In parts of Madagascar's drought-prone south people have resorted to eating cattle-feed, as successive years of crop failures and the current lean season give food insecurity a firmer grip on the region.
"For some time now people have been changing their eating habits, with many eating red cactus that is usually given to cattle, or tamarind mixed with water and earth," said Harinesy Rajeriharineranio, southern Madagascar coordinator for Actions Socio-Sanitaire et Organisation Secours (ASOS), an NGO focused on health and sanitation, based in the southeastern city of Fort Dauphin.
About 720,000 people are facing food insecurity after a third successive year of adverse weather and an increasing "decapitalization" - selling off livestock and possessions as a survival measure - of the rural economy in the south.
The World Food Programme (WFP) in Madagascar said drought had caused the widespread failure of maize crops in the southern regions of Atsimo Andrefana, Androy and Anosy to fail. The lean season, when the previous harvest has been consumed and the new crops are not yet ready, runs from October to about March.
"Through reports from local partners since the beginning of the lean season in October, we know people have already started adopting negative coping strategies such as eating their own seeds, and foodstuffs which are damaging to their health, and selling their goods... men [are] migrating from these areas, leaving women and children even more vulnerable," Krystyna Bednarska, WFP's country representative, told IRIN.
"Two consecutive years of crop failure might lead to a quick deterioration of the food insecurity situation in an area which is already extremely and historically vulnerable," she said.
There was a similar scenario in 2009, but the necessary implementation of large-scale emergency and nutritional interventions were not taken in time because of a lack of funding, Bednarska said.
In March 2009, current President Andry Rajoelina and elements of the army took power from former President Marc Ravalomanana, and international development aid rapidly dried up.
Southern poverty
Before Rajoelina assumed power, donor funding accounted for about 70 percent of government spending, but all ministries faced budget cuts of around this size in a revised budget in September 2010.
Traditionally, Madagascar's poorer and geographically isolated south has been relatively neglected by the political power base, mainly in the north, where the capital, Antananarivo, is located.

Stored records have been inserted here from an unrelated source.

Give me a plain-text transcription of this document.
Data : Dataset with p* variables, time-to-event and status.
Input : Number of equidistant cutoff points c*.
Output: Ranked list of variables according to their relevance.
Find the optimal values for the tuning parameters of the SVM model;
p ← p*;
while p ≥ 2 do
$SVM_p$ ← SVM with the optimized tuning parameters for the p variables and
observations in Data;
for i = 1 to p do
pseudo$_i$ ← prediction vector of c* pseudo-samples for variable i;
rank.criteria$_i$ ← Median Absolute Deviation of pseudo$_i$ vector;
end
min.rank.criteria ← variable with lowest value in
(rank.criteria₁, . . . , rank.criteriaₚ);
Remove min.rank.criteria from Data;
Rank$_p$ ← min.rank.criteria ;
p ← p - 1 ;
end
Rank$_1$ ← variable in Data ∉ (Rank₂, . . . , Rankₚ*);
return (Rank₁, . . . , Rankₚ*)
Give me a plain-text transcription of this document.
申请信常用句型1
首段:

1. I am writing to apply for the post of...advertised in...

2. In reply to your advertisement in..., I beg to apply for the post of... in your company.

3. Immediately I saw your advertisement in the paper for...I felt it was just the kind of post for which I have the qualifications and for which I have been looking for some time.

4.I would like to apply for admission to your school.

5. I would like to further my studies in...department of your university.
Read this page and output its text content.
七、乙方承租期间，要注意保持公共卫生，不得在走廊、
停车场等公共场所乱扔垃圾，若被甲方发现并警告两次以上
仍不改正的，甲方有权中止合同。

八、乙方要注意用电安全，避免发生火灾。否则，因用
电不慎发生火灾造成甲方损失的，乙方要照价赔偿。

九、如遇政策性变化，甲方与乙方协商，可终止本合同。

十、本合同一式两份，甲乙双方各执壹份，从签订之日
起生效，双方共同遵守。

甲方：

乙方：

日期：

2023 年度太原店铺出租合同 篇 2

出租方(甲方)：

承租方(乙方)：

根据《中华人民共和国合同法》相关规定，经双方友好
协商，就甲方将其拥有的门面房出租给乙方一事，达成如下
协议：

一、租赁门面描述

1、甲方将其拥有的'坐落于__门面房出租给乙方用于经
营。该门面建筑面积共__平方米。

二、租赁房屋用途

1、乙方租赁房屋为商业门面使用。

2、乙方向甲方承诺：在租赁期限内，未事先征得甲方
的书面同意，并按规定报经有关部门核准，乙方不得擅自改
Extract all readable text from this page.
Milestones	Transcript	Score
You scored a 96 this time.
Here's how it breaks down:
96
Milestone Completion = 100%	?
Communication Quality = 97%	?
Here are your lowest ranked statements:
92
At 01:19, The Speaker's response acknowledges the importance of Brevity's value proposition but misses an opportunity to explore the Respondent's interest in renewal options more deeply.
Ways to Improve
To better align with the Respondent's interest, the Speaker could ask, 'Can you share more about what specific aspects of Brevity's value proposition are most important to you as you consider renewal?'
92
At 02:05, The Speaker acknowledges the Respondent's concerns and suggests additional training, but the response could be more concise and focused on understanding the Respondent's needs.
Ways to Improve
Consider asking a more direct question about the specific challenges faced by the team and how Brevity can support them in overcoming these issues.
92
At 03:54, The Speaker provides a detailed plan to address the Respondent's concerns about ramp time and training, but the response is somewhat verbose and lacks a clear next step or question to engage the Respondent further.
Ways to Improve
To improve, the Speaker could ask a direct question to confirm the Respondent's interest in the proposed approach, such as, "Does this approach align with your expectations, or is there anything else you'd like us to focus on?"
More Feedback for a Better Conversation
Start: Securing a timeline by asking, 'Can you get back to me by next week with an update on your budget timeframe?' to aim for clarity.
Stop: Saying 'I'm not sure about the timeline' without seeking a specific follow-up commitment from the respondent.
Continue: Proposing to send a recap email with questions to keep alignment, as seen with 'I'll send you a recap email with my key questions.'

Nearly 70 percent of Malagasy live below the poverty line, according to the UN Children's Fund (UNICEF), but the number of poor tends to rise the further south you go, where most people depend on subsistence farming.
John Uniack Davis, country director at CARE International, which works to reduce poverty, said anecdotal evidence from the affected regions was that cattle normally selling for US$250 in the post-harvest period were priced at $62.50 in the lean season, or were being bartered for 250kg of cassava, rather than the usual price of 450kg.
He told IRIN that decapitalization was being used as a coping strategy and "[households] are being stretched to the limit."
The Malagasy government's Early Warning System (SAP), which started monitoring food insecurity in the arid south in 1996, said 53 communes were food insecure in August 2010, compared to 45 in August 2009 and 31 in August 2008.
USAID's Madagascar Mission Director, Rudolph Thomas, told IRIN after a visit in October 2010 "When you look out at the land it's very barren, there's very little grass and there's an occasional tree off in the distance. In fact, where there were riverbeds it's bone dry - there's just no water."
Thomas said USAID's $90 million programme for 2010 - when there were "two cyclones, two droughts, a coup and a locust infestation" - was the biggest in 20 years, with a $3 million donation to the WFP emergency programme, and $2 million to the Food and Agriculture Organisation (FAO) for locust prevention.
Heavy rains
Late and unusually heavy rains in the south were predicted to continue, but this could hinder rather than help the region's food security situation, the representative of the National Office for Natural Disasters Preparedness (BNGRC), Louis De Gonzague Rakotonirainy, told IRIN.
Lundi Peyrol, head of local NGO Let's Develop Madagascar (Hiaraka Hampandroso) based in Ampanihy, in the southwest, said the area had experienced four days of continuous rain and feared another week would destroy any chance of a harvest.
"There's been very little harvesting apart from a bit of maize, and at the moment there is rain, but if this continues it could damage crops and we could have no harvest at all," he said.
"The roads are almost cut... we risk being cut off from Tulear [main port city on the southwestern coast], and prices of essential goods on the market could go up even further," he said. Basic commodities were already about 50 percent more expensive in the south than in other parts of Madagascar due to its isolation, lack of markets and transport costs.
ASOS coordinator Rajeriharineranio said heavy rains in the vicinity of Fort Dauphin had already affected transport links - "Instead of taking trucks two to three days to come from central cities with supplies, it is now taking a week."
In the affected areas 300,000 children younger than five were at risk of severe acute malnutrition if action was not taken, said Bruno Maes, UNICEF's country representative.
Around 90 percent of Madagascar's children did not have access to clean drinking water at home, and "Just over 50 percent of children are stunted as a result of chronic malnutrition," he said. "This rate is among the highest in the world - the situation is only worse in Afghanistan and Yemen."